Chapter 5. Indexing

Table of Contents

Data Acquisition
Index Sharding
Index Replication
Sensei Cluster Overview

Before it can be searched, all data has to be indexed first. Depending on where you get the source data from, you can use different data gateways to get the data converted to the format required by Sensei. No matter what gateway is used, you need to define the data model in file schema.xml (see the section called “Data Modeling” for more details), which is equivalent to the table definition in a RDBMS.

If the amount of data is small, and the run-time indexing and search rates are not high, then a single Sensei node may be all you need. If the amount of data is large and you cannot fit them into one box, however, you have to split them into multiple shards and store them on a cluster of Sensei nodes, each serving one or multiple shards. When a user query comes in, Sensei performs the search on all shards and merges the search results from all shards for you automatically.

If the run-time indexing or search rate is high, network bandwidth, memory or CPU may become the bottleneck on a Sensei server. In this case, sharding the index only is not enough. You have to replicate the index onto different nodes, and have multiple nodes share the indexing/search workload on the same shard(s).

In this chapter, we explain how to get the data indexed, and how to get the data sharded and replicated.

Data Acquisition

To get data indexed, the first thing to set up is the indexing manager (see com.sensei.search.nodes.SenseiIndexingManager). An indexing manager is responsible for:

  • Initializing the Zoie system(s): one Zoie system is needed for every shard of index on one Sensei node.

  • Building the data provider: a data provider needs to be built for the chosen data gateway.

  • Starting and shutting down the data gateway.

For most of the cases you can simply use the default indexing manger provided by Sensei: com.sensei.indexing.api.DefaultStreamingIndexingManager. However you can always write your own version when it is needed.

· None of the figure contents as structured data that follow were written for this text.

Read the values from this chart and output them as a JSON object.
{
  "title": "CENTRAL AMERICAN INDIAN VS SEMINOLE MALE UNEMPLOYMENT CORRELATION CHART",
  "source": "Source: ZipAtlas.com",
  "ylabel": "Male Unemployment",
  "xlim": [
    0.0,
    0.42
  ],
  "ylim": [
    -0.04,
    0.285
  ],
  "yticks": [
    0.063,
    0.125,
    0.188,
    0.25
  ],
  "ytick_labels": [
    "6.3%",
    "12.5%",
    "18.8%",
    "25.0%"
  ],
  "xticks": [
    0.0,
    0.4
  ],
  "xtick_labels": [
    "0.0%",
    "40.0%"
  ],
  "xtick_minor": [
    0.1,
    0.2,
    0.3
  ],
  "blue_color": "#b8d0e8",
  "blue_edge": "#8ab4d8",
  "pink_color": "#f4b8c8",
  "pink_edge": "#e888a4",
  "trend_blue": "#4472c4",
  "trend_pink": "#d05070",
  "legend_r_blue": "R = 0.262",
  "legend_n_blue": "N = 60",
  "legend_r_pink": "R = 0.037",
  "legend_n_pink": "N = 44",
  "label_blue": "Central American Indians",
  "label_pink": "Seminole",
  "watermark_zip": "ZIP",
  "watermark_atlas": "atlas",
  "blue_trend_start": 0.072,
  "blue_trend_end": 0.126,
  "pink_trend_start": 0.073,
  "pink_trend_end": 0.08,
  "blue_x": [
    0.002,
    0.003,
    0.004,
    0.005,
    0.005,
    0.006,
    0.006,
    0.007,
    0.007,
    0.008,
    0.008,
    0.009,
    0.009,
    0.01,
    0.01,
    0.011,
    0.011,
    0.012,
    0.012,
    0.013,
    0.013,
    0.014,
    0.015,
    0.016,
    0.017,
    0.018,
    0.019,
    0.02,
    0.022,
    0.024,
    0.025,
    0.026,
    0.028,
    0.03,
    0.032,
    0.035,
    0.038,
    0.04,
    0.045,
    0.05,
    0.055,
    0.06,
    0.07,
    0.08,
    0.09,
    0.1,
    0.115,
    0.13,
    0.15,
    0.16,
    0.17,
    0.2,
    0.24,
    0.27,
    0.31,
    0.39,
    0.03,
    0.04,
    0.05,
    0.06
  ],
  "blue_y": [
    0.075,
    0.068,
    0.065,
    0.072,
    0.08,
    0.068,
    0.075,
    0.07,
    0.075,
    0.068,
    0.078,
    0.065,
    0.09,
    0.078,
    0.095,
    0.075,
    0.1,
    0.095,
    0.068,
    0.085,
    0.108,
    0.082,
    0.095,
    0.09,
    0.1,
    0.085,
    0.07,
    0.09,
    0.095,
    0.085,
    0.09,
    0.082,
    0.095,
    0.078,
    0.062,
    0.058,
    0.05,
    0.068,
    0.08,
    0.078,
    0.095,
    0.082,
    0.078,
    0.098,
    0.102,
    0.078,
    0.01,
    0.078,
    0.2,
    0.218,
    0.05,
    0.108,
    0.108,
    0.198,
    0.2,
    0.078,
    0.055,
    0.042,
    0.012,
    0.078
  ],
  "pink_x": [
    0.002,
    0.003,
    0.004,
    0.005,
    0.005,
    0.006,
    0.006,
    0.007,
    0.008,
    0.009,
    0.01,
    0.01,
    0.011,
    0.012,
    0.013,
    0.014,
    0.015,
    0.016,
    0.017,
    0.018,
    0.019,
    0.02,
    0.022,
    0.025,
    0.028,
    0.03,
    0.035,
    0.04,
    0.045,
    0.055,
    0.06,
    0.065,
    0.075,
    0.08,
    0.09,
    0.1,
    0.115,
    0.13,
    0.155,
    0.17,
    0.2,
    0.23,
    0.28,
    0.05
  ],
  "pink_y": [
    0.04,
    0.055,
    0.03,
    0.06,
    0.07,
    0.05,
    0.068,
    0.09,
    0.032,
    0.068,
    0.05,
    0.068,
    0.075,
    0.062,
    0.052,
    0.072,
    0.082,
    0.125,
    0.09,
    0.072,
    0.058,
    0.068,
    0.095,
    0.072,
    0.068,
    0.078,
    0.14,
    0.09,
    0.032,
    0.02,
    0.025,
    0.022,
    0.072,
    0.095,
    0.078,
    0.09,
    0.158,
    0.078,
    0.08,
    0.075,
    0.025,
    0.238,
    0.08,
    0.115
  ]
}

The type of indexing manager is specified via configuration parameter sensei.index.manager, which is the bean ID of the indexing manager object that you use. When sensei.index.manager is not set, Sensei just uses DefaultStreamingIndexingManager.

Once the indexing manager is selected, the next thing to set up is the data gateway. What data gateway to use depends on how your original source data is stored. Sensei provides four types of built-in data gateways to cover the most common data sources (see Figure 1.2, “Sensei Data Gateway”), however you can also write your own version if needed.

The data gateway type is specified via configuration parameter sensei.index.manager.<indexing-manager-type>.type. Here <indexing-manager-type> is the bean ID of your indexing manager. If you use the default indexing manager, DefaultStreamingIndexingManager, <indexing-manager-type> should be default.

Additional configuration parameters may be needed for the data gateway you choose. These configuration parameters are named with the following prefix:

  sensei.index.manager.<indexing-manager-type>.<data-gateway-type>

For example, if you use the default indexing manager and the Kafka data gateway, the following configuration parameters need to be specified:

  sensei.index.manager.default.type = kafka
  sensei.index.manager.default.kafka.host = my-kafka-host
  sensei.index.manager.default.kafka.port = 1234
  sensei.index.manager.default.kafka.topic = log-data
  sensei.index.manager.default.kafka.batchsize = 10000
  sensei.index.manager.default.kafka.filter = my-kafka-filter

In the rest of the document, we will use the default indexing manager in most of the examples, unless a different indexing manager type is specified explicitly.